Lung computer-aided detection makes further improvements

November 1, 2005

Computer-aided detection is scoring new points for lung cancer diagnosis, according to European researchers. Despite ongoing controversy, investigators also showed advances in CAD for lung cancer screening.

Computer-aided detection is scoring new points for lung cancer diagnosis, according to European researchers. Despite ongoing controversy, investigators also showed advances in CAD for lung cancer screening.

A number of preliminary studies published in clinical journals in late 2004 or presented at last year's RSNA meeting showed promising results for CAD's sensitivity in combination with multislice CT. The latest data presented earlier this year at the European Congress of Radiology corroborate findings and highlight gains in workflow.

Dr. Dag Wormanns and colleagues at the University Hospital of Munster in Germany assessed randomly 50 MSCT scans of the chest. Two independent radiologists (A and B) read scans using CAD as a concurrent reader twice with a one-week gap between readings. In addition to sensitivity, the investigators recorded the times needed for concurrent reading with CAD, for second reading without CAD, and for CAD alone as second opinion. They found the use of CAD for second opinion was the best bet for improving sensitivity and workflow.

CAD used as a concurrent reader could save reporting time, but it may do so at the expense of some sensitivity. If the clinical setting demands higher sensitivity values, CAD should be used for a second opinion instead. Even though reporting time increased when CAD was used as a second reader, so did sensitivity, Wormanns said.

Using CAD, the German team detected a total of 225 nodules. Sensitivity values recorded for CAD as a concurrent versus second opinion reading were 52% versus 57% and 69% versus 74% for radiologists A and B, respectively. The average reporting time was 206 seconds versus 251 seconds for concurrent and second reading, respectively. The difference was statistically significant (p < 0.001).

Although the study is a step ahead, there are challenges. The integration of CAD systems in the reporting workflow is not straightforward. The most desirable way of integration-as concurrent reader-requires even more sensitive CAD systems, Wormanns said.

In another study, Spanish investigators reported on a CAD system's impact on a lung cancer screening program. Principal investigator Dr. Gorka Bastarrika and colleagues enrolled 114 patients who underwent low-dose MSCT exams of the chest. An experienced radiologist and a radiology resident read the studies in addition to the CAD system. They found CAD increased the sensitivity of the low-dose MSCT protocol, changed patient management in several cases, and significantly reduced the time needed to read thin-section MSCT scans.

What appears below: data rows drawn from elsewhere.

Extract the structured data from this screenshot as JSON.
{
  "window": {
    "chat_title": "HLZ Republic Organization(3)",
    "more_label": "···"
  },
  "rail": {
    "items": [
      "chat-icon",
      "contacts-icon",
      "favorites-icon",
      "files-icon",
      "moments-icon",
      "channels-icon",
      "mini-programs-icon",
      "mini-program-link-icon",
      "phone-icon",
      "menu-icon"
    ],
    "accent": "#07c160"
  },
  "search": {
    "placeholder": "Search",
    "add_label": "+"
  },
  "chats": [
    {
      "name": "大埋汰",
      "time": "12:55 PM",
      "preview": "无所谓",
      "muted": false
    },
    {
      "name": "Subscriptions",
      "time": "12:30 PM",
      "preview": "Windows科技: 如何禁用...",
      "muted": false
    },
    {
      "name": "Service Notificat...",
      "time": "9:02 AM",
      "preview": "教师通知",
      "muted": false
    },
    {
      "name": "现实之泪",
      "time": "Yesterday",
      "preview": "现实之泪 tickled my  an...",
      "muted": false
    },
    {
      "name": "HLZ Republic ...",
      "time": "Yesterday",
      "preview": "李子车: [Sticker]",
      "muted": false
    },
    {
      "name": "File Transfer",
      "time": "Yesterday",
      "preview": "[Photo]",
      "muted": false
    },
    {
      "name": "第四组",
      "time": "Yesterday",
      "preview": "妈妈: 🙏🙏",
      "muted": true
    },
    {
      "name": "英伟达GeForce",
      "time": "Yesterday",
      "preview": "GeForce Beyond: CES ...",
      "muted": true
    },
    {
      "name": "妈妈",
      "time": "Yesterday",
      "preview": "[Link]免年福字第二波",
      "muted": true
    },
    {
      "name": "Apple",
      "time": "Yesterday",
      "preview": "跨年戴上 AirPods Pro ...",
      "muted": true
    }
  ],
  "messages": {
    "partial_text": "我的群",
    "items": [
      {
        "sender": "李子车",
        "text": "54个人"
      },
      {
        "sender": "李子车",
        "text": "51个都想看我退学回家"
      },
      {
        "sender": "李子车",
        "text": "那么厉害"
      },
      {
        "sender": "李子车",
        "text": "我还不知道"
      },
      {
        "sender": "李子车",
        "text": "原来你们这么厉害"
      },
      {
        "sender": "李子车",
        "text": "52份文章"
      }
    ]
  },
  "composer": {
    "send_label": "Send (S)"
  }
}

Since the first Early Lung Cancer Action Project study, others have been performed to determine whether early lung cancer detection with low-dose CT is feasible. The Spanish team confirmed that MSCT's improved spatial and temporal resolution increases the sensitivity for detection of small pulmonary nodules, even with low-radiation-dose (20 mAs) protocols.

They noted an important drawback, however. Thin-slice scanning significantly increases the number of images and thus interpretation time. A CAD system could be used in this setting as a second-reading tool to improve radiologists' performance, said Bastarrika, a radiologist at the University of Navarra Clinic in Pamplona.

"CAD's use could potentially impact the detection and management of pulmonary nodules in a lung cancer screening program," he said.